Thursday, November 12, 2015

Just One Minute

This year I was honoured to join the Filminute festival jury for its 10th anniversary edition, eight years on since I first judged the festival in 2007.

Filminute is the international one-minute film festival that challenges creatives of all disciplines and persuasions to develop the best one-minute films.

As jurors, we were asked to evaluate the one-minute films with the same discipline and criteria by which we might evaluate a full-length feature film, animation or documentary. Keeping in mind, of course, that the best films resonate and affect audiences beyond and irrespective of when the closing credits appear.

The challenge for those who entered was to achieve this in 60 seconds. No more, no less. As someone who appreciates a well-polished elevator pitch, the highlight for me was the knock-out content. For those who don’t believe it’s possible to pack a punch in just 60 seconds, I suggest you check out the Best Filminute winner, ‘A minute of silence.’

The short length of these films also means they’re extremely accessible. A lot can happen in one minute, and I’m not just talking about a plot. In one minute, you can engage, inspire, trigger a thought, spark an emotion.
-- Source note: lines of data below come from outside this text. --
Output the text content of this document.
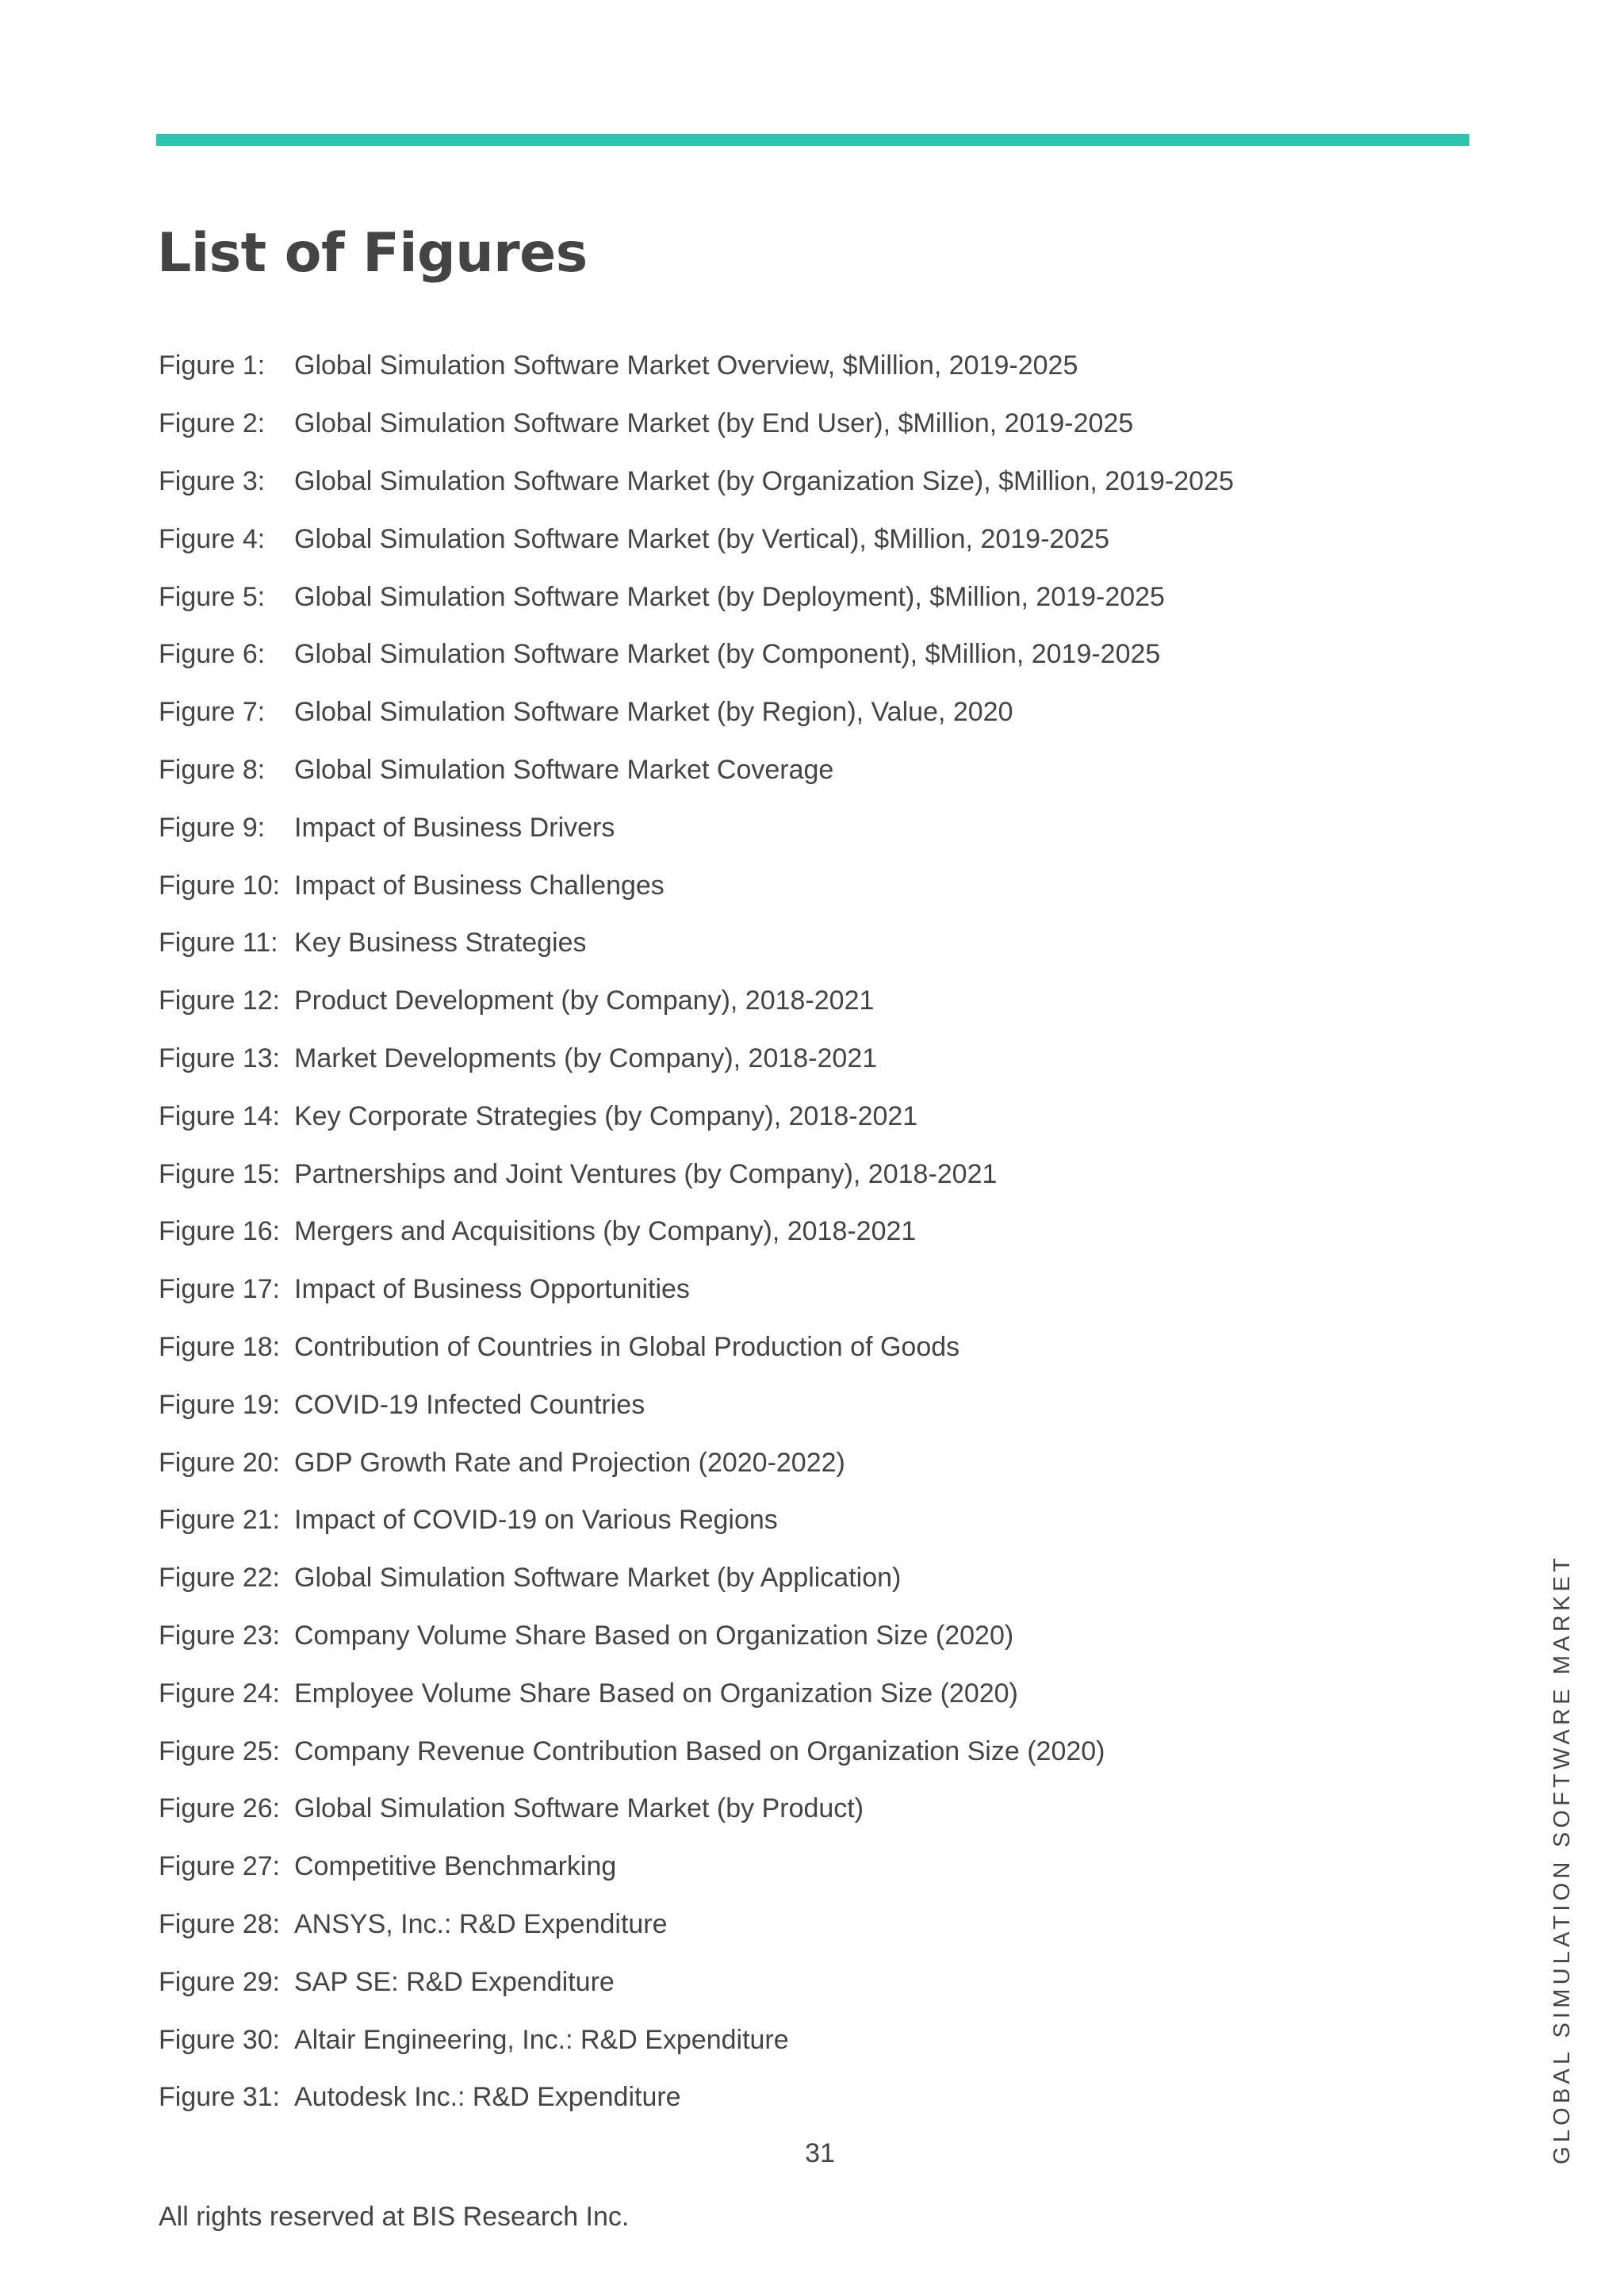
List of Figures
Figure 1:	Global Simulation Software Market Overview, $Million, 2019-2025
Figure 2:	Global Simulation Software Market (by End User), $Million, 2019-2025
Figure 3:	Global Simulation Software Market (by Organization Size), $Million, 2019-2025
Figure 4:	Global Simulation Software Market (by Vertical), $Million, 2019-2025
Figure 5:	Global Simulation Software Market (by Deployment), $Million, 2019-2025
Figure 6:	Global Simulation Software Market (by Component), $Million, 2019-2025
Figure 7:	Global Simulation Software Market (by Region), Value, 2020
Figure 8:	Global Simulation Software Market Coverage
Figure 9:	Impact of Business Drivers
Figure 10: Impact of Business Challenges
Figure 11: Key Business Strategies
Figure 12: Product Development (by Company), 2018-2021
Figure 13: Market Developments (by Company), 2018-2021
Figure 14: Key Corporate Strategies (by Company), 2018-2021
Figure 15: Partnerships and Joint Ventures (by Company), 2018-2021
Figure 16: Mergers and Acquisitions (by Company), 2018-2021
Figure 17: Impact of Business Opportunities
Figure 18: Contribution of Countries in Global Production of Goods
Figure 19: COVID-19 Infected Countries
Figure 20: GDP Growth Rate and Projection (2020-2022)
Figure 21: Impact of COVID-19 on Various Regions
Figure 22: Global Simulation Software Market (by Application)
Figure 23: Company Volume Share Based on Organization Size (2020)
Figure 24: Employee Volume Share Based on Organization Size (2020)
Figure 25: Company Revenue Contribution Based on Organization Size (2020)
Figure 26: Global Simulation Software Market (by Product)
Figure 27: Competitive Benchmarking
Figure 28: ANSYS, Inc.: R&D Expenditure
Figure 29: SAP SE: R&D Expenditure
Figure 30: Altair Engineering, Inc.: R&D Expenditure
Figure 31: Autodesk Inc.: R&D Expenditure
31
All rights reserved at BIS Research Inc.
GLOBAL SIMULATION SOFTWARE MARKET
Check out the Filminute 2015 shortlist here. My winners were:
  1. 1-0 (Iran): I love a good football story wherever in the world it comes from, especially when it’s about a young boy in love with the game.
  2. Wojtek (Poland): Inspirational story about make-do materials in the service of human delight.
  3. A Minute of Silence (France): Bergmanesque family psychodrama, performed in sign language, led by two wonderful child actors. Packs a wallop!
  4. Nanny (Martinique): Beautifully acted and filmed folkloric tale, packs an almost unbearable level of intensity into its brief running time.
  5. Force (UK): Great use of location and special effects with a superb payoff. Whiteman and Gomez should be directing Marvel comic movies.
  6. The Whale (Germany): Not seeing but looking. Beautifully illustrated and animated. A fable for contemporary times.
  7. The Lunch (Chile): The ultimate in mock death scenes. Choking on arugula!